Oh, Peter. Her voice shifting from mundane to pleasured in a syllable, joy pouring down the line, unmistakable, unambiguous, unalloyed, unequivocal, committed, welcoming. I could die happy to that glorious sound. I have my answer. It is as I had hoped, oh so deeply hoped. I want to see her. I tell her so. She says yes. I don’t want to waste more of my life going down wrong alleys. She says yes. Maybe we’re too set in our ways. Perhaps we should spend some time together, and do some more talking. She says yes. Oh, she says yes she says yes she says yes.

That night I sleep like a baby.

But later we both have our cautions again. I know, we both know, we aren’t twenty any more. Maybe that’s to the good, and we will be more patient with each other. At least, I will be more patient. She always was. Mostly.

She writes that a man who suits her must play a musical instrument. I used to, and the reminder jolts me. I have a trombone and a guitar, and have thought of getting a keyboard. But at the moment, here, that would be foolish as I don’t play any of them any more. Why not? It sounds like a complaint, but the house is too small, and the imperfections of practice disturb my wife, my third wife. Why do I carry on with that racket? Yes, of course she likes music, but we have dozens of excellent recordings on CD. Why don’t I play one of them? I give up the attempt. The concept of trying, rehearsing, and succeeding, even if poorly, at making the music rather than just listening, only finds more stony ground.

And I have a letter that’s signed, Come again.

6

When I was at school, an all-boys, Anglican school, in my teens, we had a lady English teacher. Apart from the sick-bay matron she was the only female in the school. One day she told us that she had two teenage daughters. That got our full interest, immediately, like a thunder-clap. I have no idea now what led up to this point, but she told us of her advice to them, on dealing with boys who they wanted to know better, “Flee and they follow; follow and they flee.” Then she said that this was good advice to us, too.
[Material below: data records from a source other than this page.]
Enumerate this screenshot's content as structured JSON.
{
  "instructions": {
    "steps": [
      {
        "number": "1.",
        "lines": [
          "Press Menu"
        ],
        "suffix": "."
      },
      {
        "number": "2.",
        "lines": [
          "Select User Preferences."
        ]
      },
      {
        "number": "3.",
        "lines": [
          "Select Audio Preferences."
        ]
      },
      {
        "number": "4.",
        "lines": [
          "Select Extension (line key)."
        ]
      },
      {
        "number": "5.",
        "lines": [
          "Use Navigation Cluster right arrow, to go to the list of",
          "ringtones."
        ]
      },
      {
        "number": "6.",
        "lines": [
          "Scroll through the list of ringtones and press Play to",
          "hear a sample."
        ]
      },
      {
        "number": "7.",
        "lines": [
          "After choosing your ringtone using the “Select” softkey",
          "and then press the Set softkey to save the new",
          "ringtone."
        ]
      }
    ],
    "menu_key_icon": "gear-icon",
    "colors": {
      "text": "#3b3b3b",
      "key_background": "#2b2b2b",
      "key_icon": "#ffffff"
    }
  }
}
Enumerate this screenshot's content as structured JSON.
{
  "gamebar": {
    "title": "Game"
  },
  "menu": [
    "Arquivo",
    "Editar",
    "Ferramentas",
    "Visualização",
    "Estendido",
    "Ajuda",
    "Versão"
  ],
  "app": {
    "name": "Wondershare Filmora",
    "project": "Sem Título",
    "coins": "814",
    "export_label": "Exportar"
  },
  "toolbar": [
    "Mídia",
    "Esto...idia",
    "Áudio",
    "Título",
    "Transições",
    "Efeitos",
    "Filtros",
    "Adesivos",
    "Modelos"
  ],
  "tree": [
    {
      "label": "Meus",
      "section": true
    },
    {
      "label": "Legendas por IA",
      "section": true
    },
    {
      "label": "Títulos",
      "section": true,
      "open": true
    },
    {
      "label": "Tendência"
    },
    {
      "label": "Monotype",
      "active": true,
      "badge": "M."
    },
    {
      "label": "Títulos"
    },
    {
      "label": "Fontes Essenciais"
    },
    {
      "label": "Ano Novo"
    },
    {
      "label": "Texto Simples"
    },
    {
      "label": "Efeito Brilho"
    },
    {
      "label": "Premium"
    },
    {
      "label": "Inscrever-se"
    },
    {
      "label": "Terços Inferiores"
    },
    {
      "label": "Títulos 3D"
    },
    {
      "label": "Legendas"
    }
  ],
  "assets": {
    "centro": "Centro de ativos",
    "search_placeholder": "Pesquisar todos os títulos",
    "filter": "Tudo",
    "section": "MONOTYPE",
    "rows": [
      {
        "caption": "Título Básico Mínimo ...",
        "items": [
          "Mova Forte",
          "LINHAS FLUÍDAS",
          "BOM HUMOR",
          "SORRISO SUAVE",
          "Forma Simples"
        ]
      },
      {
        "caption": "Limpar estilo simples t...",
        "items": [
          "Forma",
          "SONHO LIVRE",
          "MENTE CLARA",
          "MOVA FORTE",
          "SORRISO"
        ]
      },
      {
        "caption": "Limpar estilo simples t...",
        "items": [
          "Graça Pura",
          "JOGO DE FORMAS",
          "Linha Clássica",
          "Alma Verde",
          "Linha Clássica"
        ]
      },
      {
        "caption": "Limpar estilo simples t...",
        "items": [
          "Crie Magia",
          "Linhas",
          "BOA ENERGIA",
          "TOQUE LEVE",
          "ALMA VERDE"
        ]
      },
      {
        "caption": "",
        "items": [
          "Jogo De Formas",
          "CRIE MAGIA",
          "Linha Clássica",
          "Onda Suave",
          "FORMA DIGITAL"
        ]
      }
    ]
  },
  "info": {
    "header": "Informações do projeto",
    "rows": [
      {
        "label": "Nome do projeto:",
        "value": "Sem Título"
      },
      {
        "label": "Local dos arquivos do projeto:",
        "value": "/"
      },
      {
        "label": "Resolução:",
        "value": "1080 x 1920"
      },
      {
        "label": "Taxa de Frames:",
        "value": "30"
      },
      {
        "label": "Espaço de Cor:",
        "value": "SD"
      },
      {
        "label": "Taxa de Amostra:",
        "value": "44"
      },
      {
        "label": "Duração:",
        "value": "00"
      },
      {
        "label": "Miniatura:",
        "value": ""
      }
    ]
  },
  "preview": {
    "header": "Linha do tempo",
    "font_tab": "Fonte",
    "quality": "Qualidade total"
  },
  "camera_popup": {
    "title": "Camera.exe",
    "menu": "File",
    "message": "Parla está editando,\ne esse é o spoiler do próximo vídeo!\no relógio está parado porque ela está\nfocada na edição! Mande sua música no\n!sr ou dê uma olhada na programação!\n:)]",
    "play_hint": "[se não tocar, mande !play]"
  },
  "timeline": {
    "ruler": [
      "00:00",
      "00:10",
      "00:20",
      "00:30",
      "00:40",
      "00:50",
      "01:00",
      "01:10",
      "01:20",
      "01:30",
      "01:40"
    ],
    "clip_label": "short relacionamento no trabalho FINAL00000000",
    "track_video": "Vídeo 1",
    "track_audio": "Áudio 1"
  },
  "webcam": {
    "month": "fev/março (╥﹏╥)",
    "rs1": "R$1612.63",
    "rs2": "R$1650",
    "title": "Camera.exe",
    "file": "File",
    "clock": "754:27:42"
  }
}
Her daughters seemed more interested in the boys who were just a little distant, or diffident, or anything but over-confident and pushy.

I don’t want to seem pushy, either. I feel anything but over-confident. And perhaps fifteen years between contacts is erring just a little too much on the side of diffident? Perhaps I should never have written all this? Is it less a stream of consciousness than a flush of enthusiasm? Perhaps I should not send it? I don’t want, surely, to frighten her off. Oh, no.
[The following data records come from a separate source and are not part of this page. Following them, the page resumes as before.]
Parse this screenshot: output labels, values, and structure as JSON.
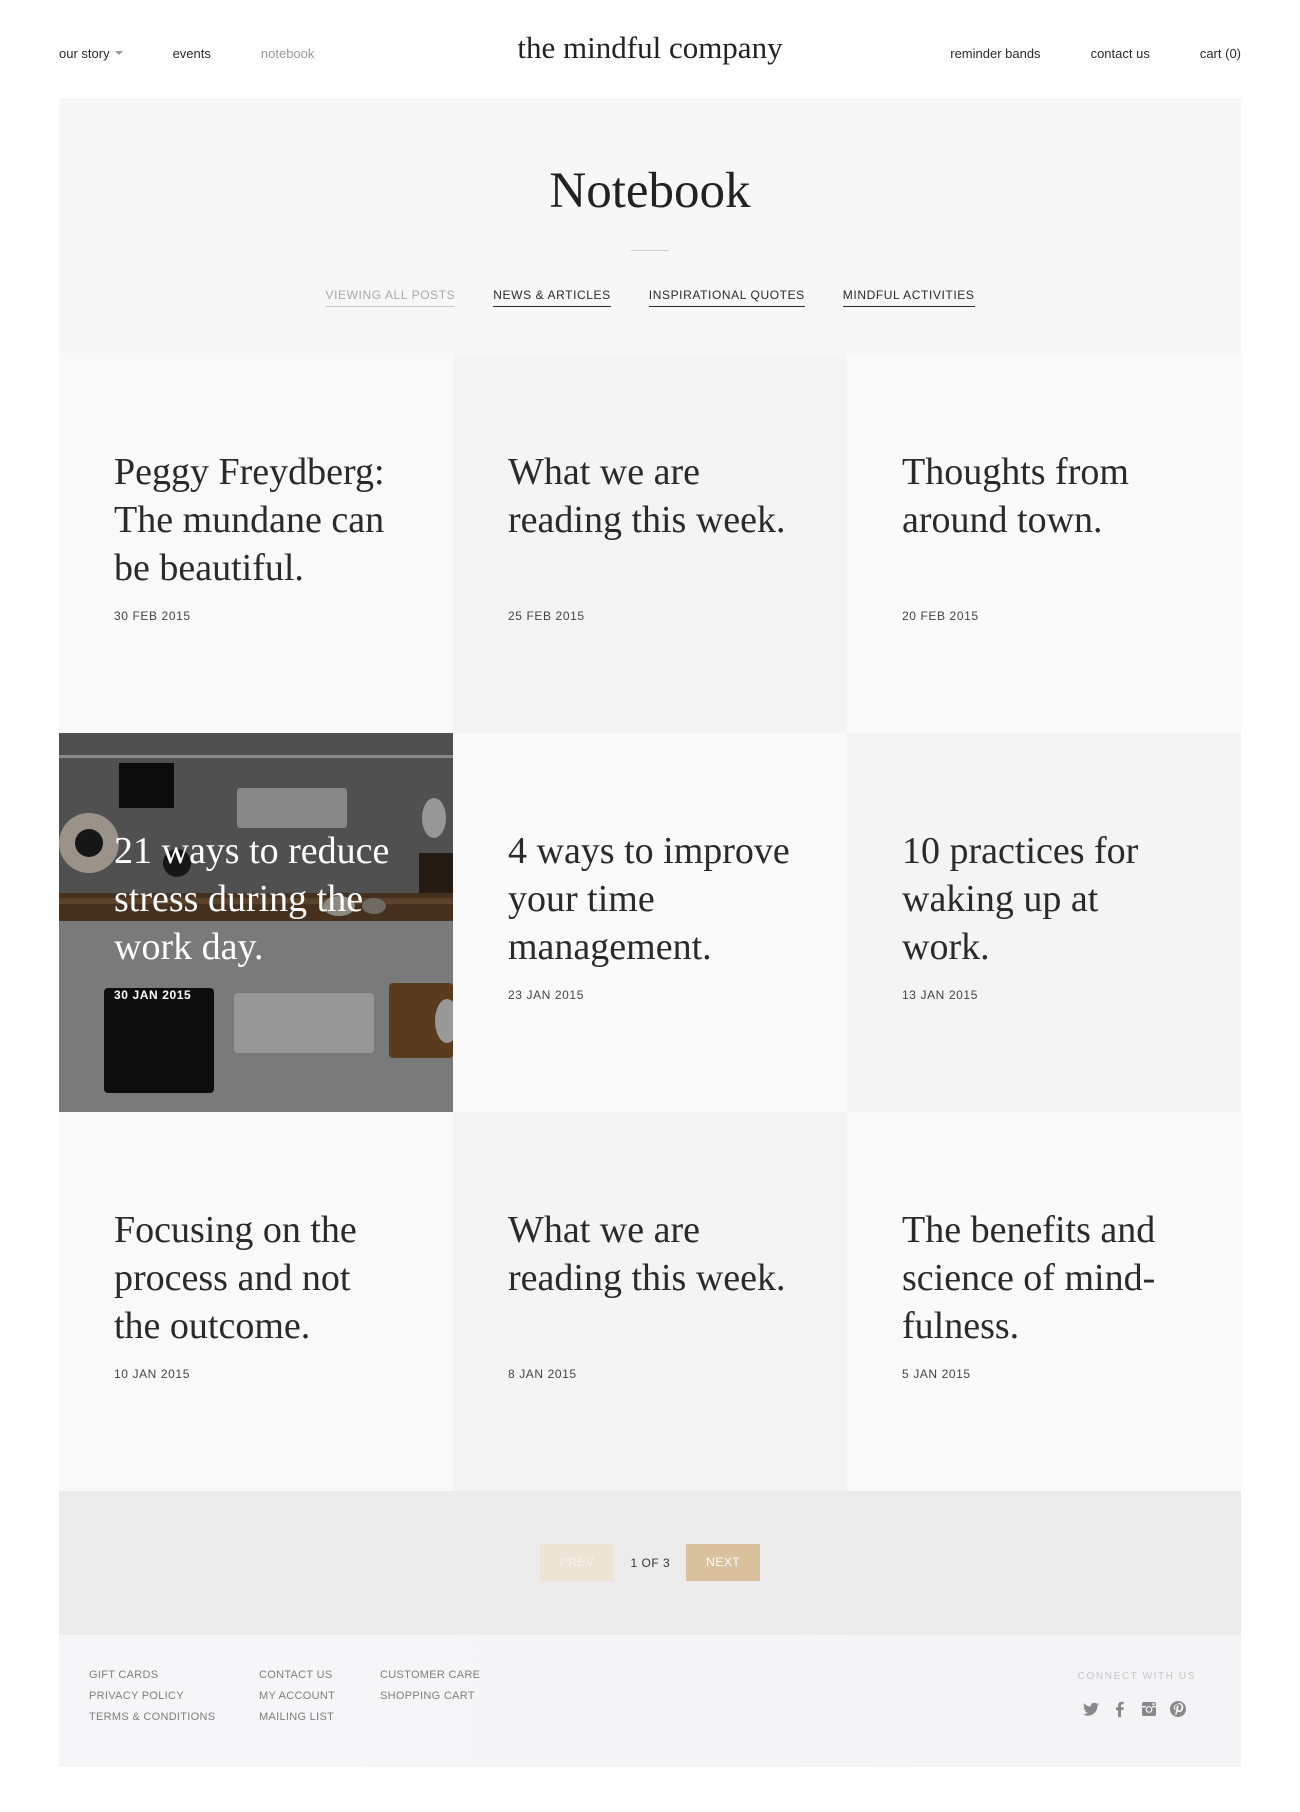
{
  "header": {
    "brand": "the mindful company",
    "nav_left": [
      {
        "label": "our story"
      },
      {
        "label": "events"
      },
      {
        "label": "notebook"
      }
    ],
    "nav_right": [
      {
        "label": "reminder bands"
      },
      {
        "label": "contact us"
      },
      {
        "label": "cart (0)"
      }
    ]
  },
  "hero": {
    "title": "Notebook",
    "filters": [
      {
        "label": "VIEWING ALL POSTS"
      },
      {
        "label": "NEWS & ARTICLES"
      },
      {
        "label": "INSPIRATIONAL QUOTES"
      },
      {
        "label": "MINDFUL ACTIVITIES"
      }
    ]
  },
  "posts": [
    {
      "title": "Peggy Freydberg: The mundane can be beautiful.",
      "date": "30 FEB 2015"
    },
    {
      "title": "What we are reading this week.",
      "date": "25 FEB 2015"
    },
    {
      "title": "Thoughts from around town.",
      "date": "20 FEB 2015"
    },
    {
      "title": "21 ways to reduce stress during the work day.",
      "date": "30 JAN 2015"
    },
    {
      "title": "4 ways to improve your time management.",
      "date": "23 JAN 2015"
    },
    {
      "title": "10 practices for waking up at work.",
      "date": "13 JAN 2015"
    },
    {
      "title": "Focusing on the process and not the outcome.",
      "date": "10 JAN 2015"
    },
    {
      "title": "What we are reading this week.",
      "date": "8 JAN 2015"
    },
    {
      "title": "The benefits and science of mind-fulness.",
      "date": "5 JAN 2015"
    }
  ],
  "pagination": {
    "prev": "PREV",
    "info": "1 OF 3",
    "next": "NEXT"
  },
  "footer": {
    "col1": [
      "GIFT CARDS",
      "PRIVACY POLICY",
      "TERMS & CONDITIONS"
    ],
    "col2": [
      "CONTACT US",
      "MY ACCOUNT",
      "MAILING LIST"
    ],
    "col3": [
      "CUSTOMER CARE",
      "SHOPPING CART"
    ],
    "connect_label": "CONNECT WITH US",
    "socials": [
      "twitter-icon",
      "facebook-icon",
      "instagram-icon",
      "pinterest-icon"
    ]
  },
  "colors": {
    "accent": "#d8c19c",
    "accent_light": "#ede4d6",
    "hero_bg": "#f7f7f7",
    "pager_bg": "#ececec"
  }
}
But to hide my feelings? Why, I may as well stay where I am. Here I am practised at it, which curdles within me, so that I plan, anyhow, a departure. But where to? Travel, though affordable from time to time, is not cheap. I would like to be among or near friends and relatives. So I stall, the convenience of the present sapping my will. Though years have gone by since the cancer, progress is slow, and I’m still gathering strength. But in doing so I recognise the consequent tensions and disagreements gradually building to the point where neither of us will be able to ignore them.

The time is right.

The chance is there.

Follow your heart.

Trust your love.

What need of a ring?

7

But the decision to go hand in hand, into the sunset and the closing credits, is not the end, not at all. Rather, it’s the start of a much more complex tale, yet to be discovered, then maybe to be told.